CHANCE AT HEAVEN
(director: William Seiter; screenwriters: based on a story by Vina Delmar/Sarah Y. Mason, Julian Josephson; cinematographer: Nick Musuraca; editor: James B. Morley; music: Max Steiner; cast: Ginger Rogers (Marjorie ‘Marje’/’Mug’ Harris), Joel McCrea (Blackstone ‘Blacky’ Gorman), Marion Nixon (Glory Franklyn), Andy Devine (Al), Lucien Littlefield (Mr. Fred Harris), Virginia Hammond (Mrs. S.T. Franklyn), George Meeker (Sid Larrick), Ann Shoemaker (Mrs. ‘Mother’ Harris); Runtime: 70; MPAA Rating: NR; producer: H.N. Swanson; RKO/warner Archive Collection; 1933-BW)
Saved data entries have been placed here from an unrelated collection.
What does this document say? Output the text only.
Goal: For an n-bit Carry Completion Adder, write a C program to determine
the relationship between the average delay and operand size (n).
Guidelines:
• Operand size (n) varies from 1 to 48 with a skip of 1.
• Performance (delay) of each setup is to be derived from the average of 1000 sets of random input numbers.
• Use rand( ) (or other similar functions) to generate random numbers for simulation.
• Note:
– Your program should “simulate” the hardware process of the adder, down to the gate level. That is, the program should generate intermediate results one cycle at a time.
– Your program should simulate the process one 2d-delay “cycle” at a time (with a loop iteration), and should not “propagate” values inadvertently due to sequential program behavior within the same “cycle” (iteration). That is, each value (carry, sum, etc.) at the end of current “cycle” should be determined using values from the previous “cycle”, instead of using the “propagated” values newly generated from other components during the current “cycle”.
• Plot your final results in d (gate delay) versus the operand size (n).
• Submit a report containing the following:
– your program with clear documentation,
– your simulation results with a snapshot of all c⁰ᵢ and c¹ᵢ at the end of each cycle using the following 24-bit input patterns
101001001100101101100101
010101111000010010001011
“Aside from wanting to see Ginger Rogers before she became a star, I see no other reason for catching this misfire.“
Reviewed by Dennis Schwartz
It should be renamed No Chance At Heaven. William Seiter (“Lover Come Back”/”Borderline”) directs this dull romantic comedy. It’s based on the magazine story of by Vina Delmar, which was published in Liberty magazine’s April 9, 1932 edition. It’s wearily written by Sarah Y. Mason and Julian Josephson as a car ride to nowhere melodrama. Aside from wanting to see Ginger Rogers before she became a star, I see no other reason for catching this misfire.
In the sleepy resort town of Silver Beach, Massachusetts, the ambitious gas station owner Blacky (Joel McCrea) is engaged to sweet girl Marje (Ginger Rogers) after two years dating. Glory (Marian Nixon), a rich and glamorous society woman moves to town, and falls for Blacky after filling up her car with gas. Marje refuses to compete and steps aside, as Blacky moves to the big city to wed the spoiled heiress. Over time, their marriage breaks up due to Glory’s scheming mom (Virginia Hammond) and Marje finally gets her man when he returns to his hometown. Andy Devine turns up as McCrea’s dim-witted buddy, and is good for some comic relief.
The harmless domestic tangle could have been much worse if the stars weren’t able to make the most of such mush.